The mass budget is the spine of this story. On May 5, 2020, Made In Space was granted US10640237B2, “Spacecraft having electronic components as structural members and related methods,” classified in B64G 1/10 with a 3D-printing tie in B33Y 80/00. The claim collapses two functions — structure and electronics — into shared hardware.

Every satellite is governed by a mass budget: a fixed amount of kilograms the launch will lift, allocated across structure, power, propellant, and payload. Structure is the part that does no revenue work; it just holds everything together. Anything that lets structure do double duty — here, by making the avionics themselves bear load — returns mass to the budget that can be spent on payload or simply not launched at all.

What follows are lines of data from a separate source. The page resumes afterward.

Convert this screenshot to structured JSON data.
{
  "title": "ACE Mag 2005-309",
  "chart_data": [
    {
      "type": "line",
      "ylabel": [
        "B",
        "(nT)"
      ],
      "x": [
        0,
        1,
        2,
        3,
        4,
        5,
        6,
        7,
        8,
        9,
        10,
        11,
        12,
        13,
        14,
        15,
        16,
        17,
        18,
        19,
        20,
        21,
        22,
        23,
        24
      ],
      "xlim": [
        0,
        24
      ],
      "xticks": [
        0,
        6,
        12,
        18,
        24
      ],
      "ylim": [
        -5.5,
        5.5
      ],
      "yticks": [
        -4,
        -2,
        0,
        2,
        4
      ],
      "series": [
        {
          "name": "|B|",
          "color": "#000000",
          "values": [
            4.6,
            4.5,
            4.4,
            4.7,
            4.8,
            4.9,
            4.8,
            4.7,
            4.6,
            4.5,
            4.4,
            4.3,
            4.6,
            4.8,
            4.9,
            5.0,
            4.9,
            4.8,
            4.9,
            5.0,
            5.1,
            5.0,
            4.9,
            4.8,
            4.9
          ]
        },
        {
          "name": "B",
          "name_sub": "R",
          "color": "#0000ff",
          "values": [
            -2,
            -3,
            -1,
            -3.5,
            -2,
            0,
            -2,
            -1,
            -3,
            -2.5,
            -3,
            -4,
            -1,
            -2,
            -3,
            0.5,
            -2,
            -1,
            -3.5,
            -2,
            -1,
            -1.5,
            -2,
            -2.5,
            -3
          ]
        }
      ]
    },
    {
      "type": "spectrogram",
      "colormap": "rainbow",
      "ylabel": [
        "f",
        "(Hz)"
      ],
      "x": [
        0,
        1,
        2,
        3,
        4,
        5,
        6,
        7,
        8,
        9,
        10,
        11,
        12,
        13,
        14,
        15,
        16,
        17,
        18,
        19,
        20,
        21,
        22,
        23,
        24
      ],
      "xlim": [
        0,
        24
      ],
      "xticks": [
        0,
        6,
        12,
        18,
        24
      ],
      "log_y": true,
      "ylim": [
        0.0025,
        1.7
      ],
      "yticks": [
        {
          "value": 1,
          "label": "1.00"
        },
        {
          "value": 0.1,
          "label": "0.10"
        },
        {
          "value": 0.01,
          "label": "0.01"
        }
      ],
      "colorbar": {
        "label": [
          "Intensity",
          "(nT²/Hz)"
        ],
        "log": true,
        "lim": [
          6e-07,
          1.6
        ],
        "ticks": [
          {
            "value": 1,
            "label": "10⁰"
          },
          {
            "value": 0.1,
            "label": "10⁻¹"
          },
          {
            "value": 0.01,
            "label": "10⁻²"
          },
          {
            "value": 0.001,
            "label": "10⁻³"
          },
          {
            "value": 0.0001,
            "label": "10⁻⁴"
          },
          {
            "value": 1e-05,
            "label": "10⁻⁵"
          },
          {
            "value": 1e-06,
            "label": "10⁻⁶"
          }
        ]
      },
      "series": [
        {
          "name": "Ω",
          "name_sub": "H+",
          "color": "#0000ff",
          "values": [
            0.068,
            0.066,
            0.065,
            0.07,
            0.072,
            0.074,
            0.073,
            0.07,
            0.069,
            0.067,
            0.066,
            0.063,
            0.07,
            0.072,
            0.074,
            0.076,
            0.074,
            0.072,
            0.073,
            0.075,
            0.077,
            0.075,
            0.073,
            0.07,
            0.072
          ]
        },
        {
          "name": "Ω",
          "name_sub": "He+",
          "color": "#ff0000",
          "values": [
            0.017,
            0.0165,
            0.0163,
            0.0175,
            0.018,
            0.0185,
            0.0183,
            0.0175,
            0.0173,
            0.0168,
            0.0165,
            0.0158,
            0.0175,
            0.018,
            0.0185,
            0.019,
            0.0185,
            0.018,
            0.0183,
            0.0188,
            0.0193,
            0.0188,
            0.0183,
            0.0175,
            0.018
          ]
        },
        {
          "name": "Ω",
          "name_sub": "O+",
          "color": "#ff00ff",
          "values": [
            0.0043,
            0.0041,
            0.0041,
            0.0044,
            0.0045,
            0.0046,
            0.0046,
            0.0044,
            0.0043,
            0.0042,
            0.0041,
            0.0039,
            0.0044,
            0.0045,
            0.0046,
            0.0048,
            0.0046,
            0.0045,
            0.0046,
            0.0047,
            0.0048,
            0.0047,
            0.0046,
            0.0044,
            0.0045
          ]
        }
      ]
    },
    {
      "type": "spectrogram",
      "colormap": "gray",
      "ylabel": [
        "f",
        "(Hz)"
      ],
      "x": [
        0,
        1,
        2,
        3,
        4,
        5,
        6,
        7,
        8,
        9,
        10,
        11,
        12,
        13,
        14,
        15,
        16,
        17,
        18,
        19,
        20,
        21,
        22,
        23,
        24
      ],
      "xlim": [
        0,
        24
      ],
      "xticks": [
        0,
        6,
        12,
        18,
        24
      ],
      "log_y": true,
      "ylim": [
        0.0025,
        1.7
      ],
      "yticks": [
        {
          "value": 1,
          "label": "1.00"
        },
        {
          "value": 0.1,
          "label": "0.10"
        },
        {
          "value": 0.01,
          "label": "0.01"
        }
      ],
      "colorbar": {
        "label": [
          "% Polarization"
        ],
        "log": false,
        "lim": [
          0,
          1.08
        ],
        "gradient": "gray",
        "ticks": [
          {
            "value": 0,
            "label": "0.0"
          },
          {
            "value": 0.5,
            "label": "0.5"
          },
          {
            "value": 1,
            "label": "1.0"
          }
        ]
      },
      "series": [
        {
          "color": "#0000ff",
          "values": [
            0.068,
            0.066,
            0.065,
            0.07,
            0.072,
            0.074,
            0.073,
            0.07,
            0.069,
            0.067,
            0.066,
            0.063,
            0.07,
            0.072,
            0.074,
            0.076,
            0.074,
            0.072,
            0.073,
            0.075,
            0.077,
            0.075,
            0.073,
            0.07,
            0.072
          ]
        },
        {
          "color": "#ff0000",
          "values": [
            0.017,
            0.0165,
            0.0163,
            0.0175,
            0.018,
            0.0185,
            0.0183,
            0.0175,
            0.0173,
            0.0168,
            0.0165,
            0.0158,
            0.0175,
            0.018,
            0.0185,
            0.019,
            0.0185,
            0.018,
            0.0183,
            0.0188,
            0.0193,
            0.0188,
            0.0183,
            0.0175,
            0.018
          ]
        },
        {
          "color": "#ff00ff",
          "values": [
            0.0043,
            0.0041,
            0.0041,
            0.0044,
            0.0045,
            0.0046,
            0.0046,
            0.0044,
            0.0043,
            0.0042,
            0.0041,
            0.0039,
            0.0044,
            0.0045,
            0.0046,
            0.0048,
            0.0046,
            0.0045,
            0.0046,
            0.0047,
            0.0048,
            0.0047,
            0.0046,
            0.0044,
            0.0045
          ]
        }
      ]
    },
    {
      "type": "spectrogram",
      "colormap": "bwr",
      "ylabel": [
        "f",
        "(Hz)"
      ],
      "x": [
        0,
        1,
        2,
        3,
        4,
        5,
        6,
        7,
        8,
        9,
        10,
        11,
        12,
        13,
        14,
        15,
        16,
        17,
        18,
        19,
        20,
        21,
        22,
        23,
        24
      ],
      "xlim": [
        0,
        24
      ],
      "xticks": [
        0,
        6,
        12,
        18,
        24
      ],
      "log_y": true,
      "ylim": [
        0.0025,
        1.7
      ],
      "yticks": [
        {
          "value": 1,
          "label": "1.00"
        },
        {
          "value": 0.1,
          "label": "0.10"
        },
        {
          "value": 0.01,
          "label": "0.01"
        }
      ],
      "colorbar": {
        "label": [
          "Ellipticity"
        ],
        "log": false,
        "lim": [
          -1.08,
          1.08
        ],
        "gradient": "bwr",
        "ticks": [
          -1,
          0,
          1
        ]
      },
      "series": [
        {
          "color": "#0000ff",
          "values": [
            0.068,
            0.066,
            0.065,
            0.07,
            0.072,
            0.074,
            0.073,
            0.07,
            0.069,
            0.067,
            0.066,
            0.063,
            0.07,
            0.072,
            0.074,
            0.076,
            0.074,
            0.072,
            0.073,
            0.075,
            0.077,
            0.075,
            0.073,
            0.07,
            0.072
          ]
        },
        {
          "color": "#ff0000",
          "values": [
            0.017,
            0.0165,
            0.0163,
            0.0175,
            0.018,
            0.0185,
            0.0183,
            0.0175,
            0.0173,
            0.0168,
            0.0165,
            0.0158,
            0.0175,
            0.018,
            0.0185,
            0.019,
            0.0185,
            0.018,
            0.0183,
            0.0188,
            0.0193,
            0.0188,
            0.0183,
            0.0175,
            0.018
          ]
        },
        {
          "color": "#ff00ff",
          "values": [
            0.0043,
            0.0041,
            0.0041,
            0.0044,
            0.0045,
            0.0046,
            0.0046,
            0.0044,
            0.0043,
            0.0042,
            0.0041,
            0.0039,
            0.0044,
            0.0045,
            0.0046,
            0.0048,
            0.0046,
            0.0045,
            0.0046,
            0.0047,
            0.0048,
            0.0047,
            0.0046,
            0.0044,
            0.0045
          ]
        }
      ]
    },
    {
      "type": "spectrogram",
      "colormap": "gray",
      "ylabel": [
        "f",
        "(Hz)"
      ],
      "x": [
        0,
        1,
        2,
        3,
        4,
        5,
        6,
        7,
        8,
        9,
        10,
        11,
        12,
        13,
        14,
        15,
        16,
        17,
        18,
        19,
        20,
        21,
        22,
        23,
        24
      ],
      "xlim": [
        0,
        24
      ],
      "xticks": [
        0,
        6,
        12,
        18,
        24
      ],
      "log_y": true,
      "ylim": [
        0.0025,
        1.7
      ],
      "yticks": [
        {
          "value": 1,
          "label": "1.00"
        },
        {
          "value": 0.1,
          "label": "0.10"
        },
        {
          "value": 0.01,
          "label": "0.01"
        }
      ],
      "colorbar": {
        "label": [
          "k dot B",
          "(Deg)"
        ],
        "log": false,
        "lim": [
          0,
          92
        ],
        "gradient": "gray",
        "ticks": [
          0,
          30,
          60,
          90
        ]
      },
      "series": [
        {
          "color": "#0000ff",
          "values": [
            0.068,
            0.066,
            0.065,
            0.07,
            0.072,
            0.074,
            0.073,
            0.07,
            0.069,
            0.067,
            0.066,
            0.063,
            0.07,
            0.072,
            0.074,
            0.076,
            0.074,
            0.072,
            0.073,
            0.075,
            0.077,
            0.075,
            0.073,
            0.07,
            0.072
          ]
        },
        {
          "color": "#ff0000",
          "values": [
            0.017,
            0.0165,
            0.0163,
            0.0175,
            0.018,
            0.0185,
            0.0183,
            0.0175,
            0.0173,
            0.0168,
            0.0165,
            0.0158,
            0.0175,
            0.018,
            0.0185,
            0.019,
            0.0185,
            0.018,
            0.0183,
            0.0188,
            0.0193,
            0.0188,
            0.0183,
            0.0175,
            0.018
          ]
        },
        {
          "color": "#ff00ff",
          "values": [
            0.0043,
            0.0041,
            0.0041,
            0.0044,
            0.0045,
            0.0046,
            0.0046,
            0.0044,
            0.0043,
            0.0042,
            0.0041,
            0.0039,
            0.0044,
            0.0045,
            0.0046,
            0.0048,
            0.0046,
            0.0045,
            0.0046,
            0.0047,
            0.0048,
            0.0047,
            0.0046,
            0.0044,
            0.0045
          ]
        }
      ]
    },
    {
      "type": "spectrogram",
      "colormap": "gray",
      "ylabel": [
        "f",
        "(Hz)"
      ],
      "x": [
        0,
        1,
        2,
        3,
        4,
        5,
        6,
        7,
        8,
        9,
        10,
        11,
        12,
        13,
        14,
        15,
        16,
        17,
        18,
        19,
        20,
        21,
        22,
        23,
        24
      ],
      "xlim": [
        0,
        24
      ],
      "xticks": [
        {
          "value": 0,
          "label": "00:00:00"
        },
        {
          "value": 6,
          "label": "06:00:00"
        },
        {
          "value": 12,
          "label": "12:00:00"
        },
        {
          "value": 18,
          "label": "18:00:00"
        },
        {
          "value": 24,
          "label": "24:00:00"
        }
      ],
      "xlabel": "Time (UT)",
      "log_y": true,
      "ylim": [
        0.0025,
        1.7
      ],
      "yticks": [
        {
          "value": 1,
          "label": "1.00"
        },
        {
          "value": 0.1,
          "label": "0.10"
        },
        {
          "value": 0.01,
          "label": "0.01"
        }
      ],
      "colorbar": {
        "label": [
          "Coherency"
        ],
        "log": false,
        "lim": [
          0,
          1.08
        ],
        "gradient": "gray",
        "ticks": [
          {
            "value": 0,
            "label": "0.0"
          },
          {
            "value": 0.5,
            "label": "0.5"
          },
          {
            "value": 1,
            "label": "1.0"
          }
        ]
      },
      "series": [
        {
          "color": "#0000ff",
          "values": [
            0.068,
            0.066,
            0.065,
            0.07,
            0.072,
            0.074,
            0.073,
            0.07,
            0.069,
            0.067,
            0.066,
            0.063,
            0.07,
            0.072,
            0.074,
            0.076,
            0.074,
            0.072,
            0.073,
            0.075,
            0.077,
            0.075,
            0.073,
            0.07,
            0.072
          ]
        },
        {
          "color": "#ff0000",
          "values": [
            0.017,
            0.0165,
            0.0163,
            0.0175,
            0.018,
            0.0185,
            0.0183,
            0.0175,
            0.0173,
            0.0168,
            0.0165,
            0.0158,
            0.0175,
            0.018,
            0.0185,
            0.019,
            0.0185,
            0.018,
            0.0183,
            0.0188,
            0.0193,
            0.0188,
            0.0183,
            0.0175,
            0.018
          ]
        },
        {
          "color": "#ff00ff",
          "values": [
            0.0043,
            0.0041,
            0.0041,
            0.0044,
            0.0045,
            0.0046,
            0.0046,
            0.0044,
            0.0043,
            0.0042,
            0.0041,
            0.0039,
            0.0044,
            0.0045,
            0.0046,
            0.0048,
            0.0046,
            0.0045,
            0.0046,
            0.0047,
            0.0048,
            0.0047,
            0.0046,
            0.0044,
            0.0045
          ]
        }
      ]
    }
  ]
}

For an analyst, that translates directly into two numbers. Either the satellite carries more revenue-generating capability per launch, or it costs less to put a given capability in orbit. Both move the unit economics that decide whether a smallsat business closes. Made In Space's broader thesis — manufacturing in orbit — makes structural electronics even more interesting, because parts you build on-orbit do not pay the launch-mass tax at all.

The measured caveat: integrating structure and electronics raises thermal, reliability, and qualification challenges, and a patent is not a qualified flight unit. Combining functions can save mass while adding risk that costs money elsewhere in the program.

But the framing is the value: in space, mass is money, and a patent that quietly removes structural mass is a patent about cost per kilogram — the number underneath every constellation business plan.